Das Scheitern hat meinen Adrenalinspiegel und die Kampfeslust gesteigert. Ich nehme all meine Kraft zusammen, stürme wie ein Berserker auf die Wand zu und hämmere mein volles Gewicht dagegen.
Mein Körper prallt ab und ich stürze benommen in herumliegendes Gerümpel.
Sekunden später komme ich wieder zu mir, drehe zuerst zwei Nägel, die sich in meine Wade gebohrt haben, aus der Haut. Dann sehe ich unter all dem Plunder, in dem ich nun hocke, etwas Metallenes aufblitzen. Ich greife danach, ziehe es aus dem Schrott hervor und breche in Jubel aus: ein Beil. Das hat die Bäuerin uns geschickt!
Sofort beginne ich, die Axt in das Holz der Scheunenwand zu donnern. Immer wieder, ganz fest. Darin hab ich Übung.

Es dauert nicht lang, bis ein schädelgroßes Loch in der Wand klafft. Den Rest erledige ich mit dem Fuß.

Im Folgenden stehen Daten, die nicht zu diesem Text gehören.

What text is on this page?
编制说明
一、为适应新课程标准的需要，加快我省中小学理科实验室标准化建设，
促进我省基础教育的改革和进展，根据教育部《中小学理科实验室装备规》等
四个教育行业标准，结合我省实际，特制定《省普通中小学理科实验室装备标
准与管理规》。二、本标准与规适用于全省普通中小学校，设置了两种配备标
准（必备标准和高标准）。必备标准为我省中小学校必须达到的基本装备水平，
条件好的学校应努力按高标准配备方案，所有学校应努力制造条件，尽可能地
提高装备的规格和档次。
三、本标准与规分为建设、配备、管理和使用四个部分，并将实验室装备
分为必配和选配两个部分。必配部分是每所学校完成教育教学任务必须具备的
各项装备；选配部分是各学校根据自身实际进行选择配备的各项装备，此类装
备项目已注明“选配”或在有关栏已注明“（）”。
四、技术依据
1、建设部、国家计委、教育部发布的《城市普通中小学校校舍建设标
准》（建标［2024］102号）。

In der Zwischenzeit hat Sally die verschanzten Bullen mit gelegentlichen Warnschüssen auf Distanz gehalten. Auf meinen Befehl hin ballert Sally nun so richtig drauflos. In jeder Hand eine Knarre schießt Sally aus vollen Rohren und zeigt den Typen draußen, was sie beim Paintball gelernt hat.
Dann spurtet sie zu mir.
Geschickt zwängen wir uns durch die Öffnung in der Wand.
Jetzt schnell den Hügel rauf.

Gleich darauf stürzen die Bullen hinter uns her, doch zu spät. Wir haben bereits einen Vorsprung.
Ich drehe mich kurz zu ihnen um, als sie gerade den Hügel hochkommen, und balle siegreich die Faust.